Beginning in January 2017 (Chrome 56), we’ll mark HTTP sites that transmit passwords or credit cards as non-secure, as part of a long-term plan to mark all HTTP sites as non-secure.

This means that all of those sites that are currently being served via HTTP are likely going to have to move to HTTPS over the next three or four months. On the STH WP site we handle neither user logins nor credit card information, but many HTTP sites today do. Swapping to HTTPS does mean that there is a significant performance overhead attached which is why HTTP/2 is being adopted to speed up browsing.

STH Q3 2016 HTTPS and HTTP/2 Web Stack Update

Although there are plenty of guides that talk about WordPress day 1, few touch on longer-term deployments. The STH WordPress instance was originally from early 2008 (although we started STH formally in June 2009.) As an example of why that is important, WordPress 2.3 still used Latin-1 encoding in the database. Which broke in the new stack so we had to go through the extra step of converting the entire database to UTF8. Here is an example of what we saw on the development site:

STH WP Latin-1 artifact in database
STH WP Latin-1 artifact in database

As applications age, things break. It is also why we tell people that a fresh WordPress install is worthless for benchmarking purposes since most installations have gremlins working behind the scenes.

Here is a list of some of the changes we made:

  • Nginx update from 1.4 to 1.10
  • OpenSSL Update
  • Ubuntu 14.04 LTS to 16.04.1 LTS
  • MariaDB 5.5 cluster to 10
  • Varnish -> Removed
  • PHP -> php7-fpm
  • HTTP -> HTTPS and HTTP/2

We have a few more performance tweaks to make, namely in the caching and enabling Intel QuickAssist Technology support for OpenSSL and streamlining downloaded resources. We did take a snapshot at this point to start developing into a potential benchmarking instance. The transition to HTTPS and HTTP/2 is going to add a significant performance overhead and we have content planned to show the impact of acceleration technologies from several vendors.
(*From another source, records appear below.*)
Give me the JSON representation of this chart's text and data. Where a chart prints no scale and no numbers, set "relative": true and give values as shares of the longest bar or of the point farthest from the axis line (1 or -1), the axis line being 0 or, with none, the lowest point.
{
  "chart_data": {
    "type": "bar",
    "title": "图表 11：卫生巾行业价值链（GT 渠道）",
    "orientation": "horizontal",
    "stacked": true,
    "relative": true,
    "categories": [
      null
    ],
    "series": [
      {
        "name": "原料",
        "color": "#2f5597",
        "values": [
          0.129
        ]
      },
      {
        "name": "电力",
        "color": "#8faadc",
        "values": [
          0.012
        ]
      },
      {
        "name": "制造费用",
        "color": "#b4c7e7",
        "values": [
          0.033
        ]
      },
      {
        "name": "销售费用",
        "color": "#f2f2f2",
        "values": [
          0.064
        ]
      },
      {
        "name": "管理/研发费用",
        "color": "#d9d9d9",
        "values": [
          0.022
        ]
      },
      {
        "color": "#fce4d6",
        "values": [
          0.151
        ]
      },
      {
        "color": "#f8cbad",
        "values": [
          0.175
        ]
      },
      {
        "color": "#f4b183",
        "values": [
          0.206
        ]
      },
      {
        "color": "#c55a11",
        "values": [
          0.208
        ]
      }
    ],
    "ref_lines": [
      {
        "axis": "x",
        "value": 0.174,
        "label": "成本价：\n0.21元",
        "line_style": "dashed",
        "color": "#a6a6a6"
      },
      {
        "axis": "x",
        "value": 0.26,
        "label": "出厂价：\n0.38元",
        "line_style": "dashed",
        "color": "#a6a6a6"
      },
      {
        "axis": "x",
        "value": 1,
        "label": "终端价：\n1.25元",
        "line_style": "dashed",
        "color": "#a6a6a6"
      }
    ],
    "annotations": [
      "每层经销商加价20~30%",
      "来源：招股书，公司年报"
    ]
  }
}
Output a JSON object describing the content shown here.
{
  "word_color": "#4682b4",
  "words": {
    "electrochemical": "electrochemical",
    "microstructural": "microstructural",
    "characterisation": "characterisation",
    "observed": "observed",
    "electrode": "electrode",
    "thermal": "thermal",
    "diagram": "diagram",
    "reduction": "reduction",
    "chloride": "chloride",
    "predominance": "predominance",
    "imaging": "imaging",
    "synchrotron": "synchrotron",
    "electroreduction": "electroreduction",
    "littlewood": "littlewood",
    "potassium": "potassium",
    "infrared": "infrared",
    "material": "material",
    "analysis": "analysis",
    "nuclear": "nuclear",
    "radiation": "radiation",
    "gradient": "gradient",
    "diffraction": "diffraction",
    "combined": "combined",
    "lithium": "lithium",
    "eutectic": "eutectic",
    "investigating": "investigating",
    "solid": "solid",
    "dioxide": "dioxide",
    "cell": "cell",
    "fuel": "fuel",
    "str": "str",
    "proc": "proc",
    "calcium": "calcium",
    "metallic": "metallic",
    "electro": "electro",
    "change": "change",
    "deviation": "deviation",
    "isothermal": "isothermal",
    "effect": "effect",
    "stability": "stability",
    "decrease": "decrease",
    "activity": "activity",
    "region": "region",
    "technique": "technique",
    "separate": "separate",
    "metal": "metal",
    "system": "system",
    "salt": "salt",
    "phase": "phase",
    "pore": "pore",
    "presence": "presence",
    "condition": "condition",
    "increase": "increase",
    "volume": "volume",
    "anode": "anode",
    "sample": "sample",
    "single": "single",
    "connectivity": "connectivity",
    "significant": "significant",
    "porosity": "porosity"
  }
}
For those wondering here is the SSL validation:

STH Main Site 2016 HTTPS Check
STH Main Site 2016 HTTPS Check

Here is the HTTP/2 validation:

STH Main Site 2016 HTTP2 Validation
STH Main Site 2016 HTTP2 Validation

We are constantly making changes to the hosting stack at STH that often go unnoticed. These changes will mean that we are now redirecting all STH main site and STH forums links to HTTPS. At STH, the same folks doing reviews are also the folks maintaining the infrastructure. This practical experience is constantly pushing us to test practical use cases. If one were to look at major tech review sites today (September 12, 2016), the vast majority are still running HTTP only. STH is clearly ahead of the trend.

HTTPS and HTTP/2 Transition Key Takeaway

The key takeaway here is that if you have pages still serving HTTP content it is time to start working on a transition to HTTPS and HTTP/2. Our next project is transitioning the forums to the new Ubuntu 16.04 LTS stack and swapping Google’s SPDY for HTTP/2 (apt-get upgrade failed miserably.) As part of this we are creating VMs that we can use to test new hardware and technologies like Intel QuickAssist to accelerate OpenSSL.